Dia melihat pengawal yang dibelakang Emily, lalu tidak berkata apapun.

Kondisi ini lebih parah dibandingkan lihat dari berita.

Kota B adalah kota pesisir, dikelilingi oleh pegunungan.

Pesawat hancur selama keturunan, menyebabkan reruntuhan tidak berkumpul di satu tempat, sebagian jatuh ke laut.

Malam hari dengan cepat berlalu.

Langit dengan perlahan-lahan menjadi terang, dan angin juga semakin tidak kencang.

Tunggu sampai langit terang, angin juga sudah berhenti.

Emily seharian belum tidur, tapi dia tidak ada rasa ngantuk.

Baju dia dan celana dia juga sudah terkena tanah, dan tidak bisa lihat warna baju sebelumnya.

Dia berdiri disatu batu itu, melihat laut yang ada dikejauhan itu.

Tim penyelamat mengatakan, sebagian pesawat itu jatuh dilaut.

Dan ada orang yang tidak ditemukan itu, semua ada dilaut.

Orang Grisi, benar-benar kejam, tidak mempedulikan nyawa orang ini semua, demi seorangFranklin dia bisa melakukan ini.

Sekarang, sudah bisa memastikan berapa banyak korban, sebanyak 80 orang.

Dan 100 orang lagi, belum didapatkan.

"Nyonya, minum air dulu." Pengawal yang dibelakang mengambil air untuk berikan padanya.

Emily menggelengkan kepala, dengan suara yang serak tidak seperti dia lagi: "Kamu saja yang minum."

Jika belum mendapatkan mayat ini, masih menyatakan bahwa Franklin masih hidup.

......

Emily tinggal di Kota B, dengan tim penyelamat mencari selama satu minggu.

Dalam waktu ini, juga perlahan-perlahan mencari dapat, tapi semua adalah mayat, tidak ada yang hidup.

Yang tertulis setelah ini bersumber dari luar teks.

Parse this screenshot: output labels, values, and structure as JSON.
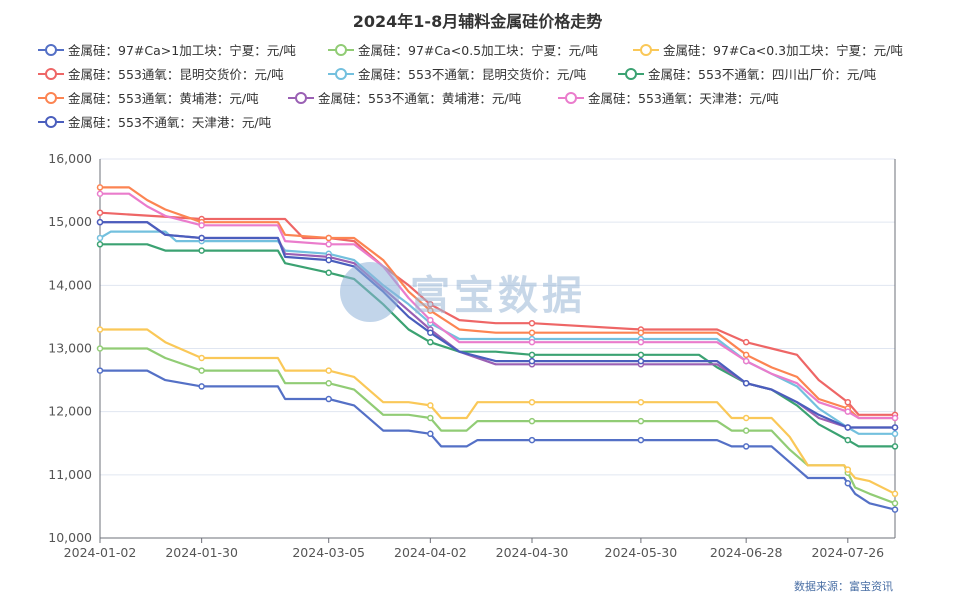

Dia setiap hari dengan perasaan yang takut, takut ada yang memberitahukannya, sudah mencari dapat Franklin.

Natasia berjalan kedepan, menghalang pandangan Emily, ekspresi wajah juga jelek: "Sudah hari ketujuh, Nyonya, pulang ke Kota Arola saja."

Saat ini, mereka berdiri digeladak, bau amis dan basah itu datang dari angin laut, lalu masuk kedalam baju, sangat dingin sekali.

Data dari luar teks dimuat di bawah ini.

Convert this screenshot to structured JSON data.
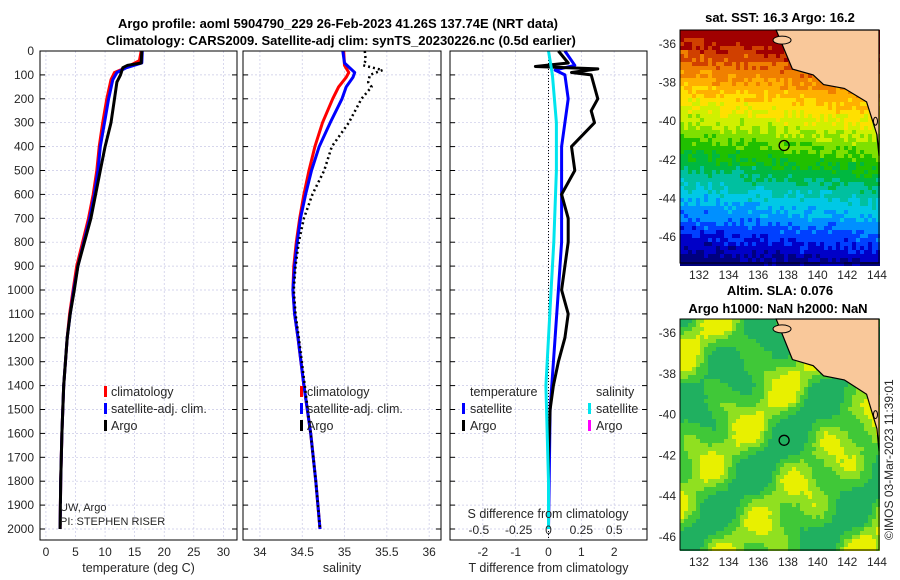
{
  "title": {
    "line1": "Argo profile: aoml 5904790_229 26-Feb-2023 41.26S 137.74E (NRT data)",
    "line2": "Climatology: CARS2009. Satellite-adj clim: synTS_20230226.nc (0.5d earlier)"
  },
  "credits": {
    "line1": "UW, Argo",
    "line2": "PI: STEPHEN RISER",
    "copyright": "©IMOS 03-Mar-2023 11:39:01"
  },
  "colors": {
    "climatology": "#ff0000",
    "satellite": "#0000ff",
    "argo": "#000000",
    "s_satellite": "#00e5ee",
    "s_argo": "#ff00ff"
  },
  "chart_data": [
    {
      "type": "line",
      "name": "temperature",
      "xlabel": "temperature (deg C)",
      "ylabel": "",
      "xlim": [
        -1,
        32.3
      ],
      "ylim": [
        2046,
        0
      ],
      "xticks": [
        "0",
        "5",
        "10",
        "15",
        "20",
        "25",
        "30"
      ],
      "xtick_vals": [
        0,
        5,
        10,
        15,
        20,
        25,
        30
      ],
      "yticks": [
        "0",
        "100",
        "200",
        "300",
        "400",
        "500",
        "600",
        "700",
        "800",
        "900",
        "1000",
        "1100",
        "1200",
        "1300",
        "1400",
        "1500",
        "1600",
        "1700",
        "1800",
        "1900",
        "2000"
      ],
      "legend": [
        "climatology",
        "satellite-adj. clim.",
        "Argo"
      ],
      "series": [
        {
          "name": "climatology",
          "depth": [
            0,
            40,
            70,
            90,
            120,
            200,
            300,
            400,
            500,
            600,
            700,
            800,
            900,
            1000,
            1100,
            1200,
            1400,
            1600,
            1800,
            2000
          ],
          "values": [
            16.1,
            15.8,
            13.5,
            11.6,
            11.0,
            10.3,
            9.6,
            9.0,
            8.6,
            8.0,
            7.2,
            6.2,
            5.2,
            4.6,
            4.0,
            3.6,
            3.0,
            2.7,
            2.5,
            2.4
          ]
        },
        {
          "name": "satellite-adj. clim.",
          "depth": [
            0,
            50,
            70,
            90,
            120,
            200,
            300,
            400,
            500,
            600,
            700,
            800,
            900,
            1000,
            1100,
            1200,
            1400,
            1600,
            1800,
            2000
          ],
          "values": [
            16.3,
            16.2,
            13.6,
            12.0,
            11.3,
            10.6,
            9.9,
            9.2,
            8.8,
            8.2,
            7.4,
            6.4,
            5.4,
            4.7,
            4.1,
            3.6,
            3.0,
            2.7,
            2.5,
            2.4
          ]
        },
        {
          "name": "Argo",
          "depth": [
            0,
            50,
            60,
            70,
            100,
            130,
            200,
            300,
            400,
            500,
            600,
            700,
            800,
            900,
            1000,
            1100,
            1200,
            1400,
            1600,
            1800,
            2000
          ],
          "values": [
            16.2,
            16.1,
            13.8,
            13.0,
            12.6,
            12.0,
            11.6,
            11.0,
            10.0,
            9.2,
            8.4,
            7.6,
            6.5,
            5.4,
            4.8,
            4.1,
            3.6,
            3.0,
            2.7,
            2.5,
            2.4
          ]
        }
      ]
    },
    {
      "type": "line",
      "name": "salinity",
      "xlabel": "salinity",
      "ylabel": "",
      "xlim": [
        33.8,
        36.14
      ],
      "ylim": [
        2046,
        0
      ],
      "xticks": [
        "34",
        "34.5",
        "35",
        "35.5",
        "36"
      ],
      "xtick_vals": [
        34,
        34.5,
        35,
        35.5,
        36
      ],
      "legend": [
        "climatology",
        "satellite-adj. clim.",
        "Argo"
      ],
      "series": [
        {
          "name": "climatology",
          "depth": [
            0,
            60,
            90,
            110,
            150,
            200,
            300,
            400,
            500,
            600,
            700,
            800,
            900,
            1000,
            1100,
            1200,
            1400,
            1600,
            1800,
            2000
          ],
          "values": [
            34.99,
            35.0,
            35.05,
            35.02,
            34.93,
            34.86,
            34.74,
            34.65,
            34.58,
            34.52,
            34.47,
            34.43,
            34.4,
            34.39,
            34.41,
            34.45,
            34.52,
            34.6,
            34.66,
            34.71
          ]
        },
        {
          "name": "satellite-adj. clim.",
          "depth": [
            0,
            50,
            90,
            110,
            150,
            200,
            300,
            400,
            500,
            600,
            700,
            800,
            900,
            1000,
            1100,
            1200,
            1400,
            1600,
            1800,
            2000
          ],
          "values": [
            34.98,
            35.0,
            35.12,
            35.1,
            35.02,
            34.97,
            34.83,
            34.7,
            34.61,
            34.54,
            34.48,
            34.44,
            34.41,
            34.39,
            34.41,
            34.45,
            34.52,
            34.6,
            34.66,
            34.71
          ]
        },
        {
          "name": "Argo",
          "depth": [
            0,
            40,
            60,
            80,
            100,
            130,
            150,
            200,
            300,
            400,
            500,
            600,
            700,
            800,
            900,
            1000,
            1100,
            1200,
            1400,
            1600,
            1800,
            2000
          ],
          "values": [
            35.24,
            35.25,
            35.22,
            35.45,
            35.3,
            35.28,
            35.32,
            35.2,
            35.05,
            34.85,
            34.76,
            34.62,
            34.52,
            34.46,
            34.42,
            34.4,
            34.42,
            34.46,
            34.53,
            34.6,
            34.66,
            34.71
          ]
        }
      ]
    },
    {
      "type": "line",
      "name": "difference",
      "xlabel": "T difference from climatology",
      "x2label": "S difference from climatology",
      "xlim": [
        -3,
        3
      ],
      "ylim": [
        2046,
        0
      ],
      "xticks": [
        "-2",
        "-1",
        "0",
        "1",
        "2"
      ],
      "xtick_vals": [
        -2,
        -1,
        0,
        1,
        2
      ],
      "x2ticks": [
        "-0.5",
        "-0.25",
        "0",
        "0.25",
        "0.5"
      ],
      "x2tick_vals": [
        -0.5,
        -0.25,
        0,
        0.25,
        0.5
      ],
      "legend_t_title": "temperature",
      "legend_s_title": "salinity",
      "legend": [
        "satellite",
        "Argo",
        "satellite",
        "Argo"
      ],
      "series": [
        {
          "name": "T satellite",
          "depth": [
            0,
            60,
            80,
            100,
            200,
            300,
            400,
            600,
            800,
            1000,
            1200,
            1500,
            1800,
            2000
          ],
          "values": [
            0.5,
            0.8,
            0.2,
            0.5,
            0.6,
            0.5,
            0.4,
            0.4,
            0.4,
            0.3,
            0.2,
            0.05,
            0.02,
            0.0
          ]
        },
        {
          "name": "T Argo",
          "depth": [
            0,
            50,
            65,
            75,
            90,
            100,
            150,
            200,
            250,
            300,
            400,
            500,
            600,
            700,
            800,
            900,
            1000,
            1100,
            1200,
            1300,
            1400,
            1500,
            1700,
            2000
          ],
          "values": [
            0.3,
            0.6,
            -0.4,
            1.5,
            0.7,
            1.3,
            1.4,
            1.5,
            1.3,
            1.4,
            0.7,
            0.8,
            0.4,
            0.6,
            0.6,
            0.5,
            0.4,
            0.6,
            0.5,
            0.3,
            0.15,
            0.05,
            0.0,
            0.0
          ]
        },
        {
          "name": "S satellite",
          "depth": [
            0,
            100,
            300,
            500,
            800,
            1000,
            1200,
            1400,
            1600,
            1800,
            2000
          ],
          "values": [
            0.0,
            0.03,
            0.06,
            0.06,
            0.04,
            0.02,
            0.0,
            -0.02,
            -0.01,
            0.0,
            0.0
          ]
        }
      ]
    }
  ],
  "maps": [
    {
      "title": "sat. SST: 16.3 Argo: 16.2",
      "lon_ticks": [
        "132",
        "134",
        "136",
        "138",
        "140",
        "142",
        "144"
      ],
      "lat_ticks": [
        "-36",
        "-38",
        "-40",
        "-42",
        "-44",
        "-46"
      ],
      "float_lon": 137.74,
      "float_lat": -41.26
    },
    {
      "title_line1": "Altim. SLA: 0.076",
      "title_line2": "Argo h1000: NaN h2000: NaN",
      "lon_ticks": [
        "132",
        "134",
        "136",
        "138",
        "140",
        "142",
        "144"
      ],
      "lat_ticks": [
        "-36",
        "-38",
        "-40",
        "-42",
        "-44",
        "-46"
      ],
      "float_lon": 137.74,
      "float_lat": -41.26
    }
  ]
}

Natasia datang dihari kedua, Nicho juga ingin datang, tapi tidak bisa datang, jadi hanya Natasia yang datang.

Natasia melihat pemandangan Emily yang kosong ini, wajah khawatir.

Namun Emily saat ini berkata satu kata padanya yang membuat dia terkejut: "Baik."

"Nyonya!" Natasia sedikit terkejut, nyonya akhirnya sudah ingin pulang.

Emily mengangguk kepala, melihat laut yang tak berujung ini: "Dia pasti masih hidup, jadi dia tidak akan tenggelam dilaut."

Tidak ada orang yang bisa tinggal didalam laut selama tujuh hari, jadi, tidak perlu disini mencari lagi, Franklin pasti masih hidup, jadi, dia tidak akan tenggelam dengan orang itu didalam laut, dia percaya.

Natasia mendengar ini, ekspresi wajah berubah, lalu mengerutkan kening.

Kejadian malam itu, dia dengan Nicho sudah mencari orang banyak, untuk menyelidiki disekitar, selain tempat pesawat jatuh, dia juga mencari orang untuk menyelidiki ditempat lain.

Tapi, tidak ada kabar Franklin.

Hari pertama, hari kedua, hari ketiga tidak menemukan Franklin, Natasia percaya dia masih hidup.

Tapi, ini sudah hari ketujuh, dan orang yang menyelidiki itu juga tidak ada kabar yang berguna, ini hanya bisa menyatakan......Franklin mungkin saja sudah tidak ada.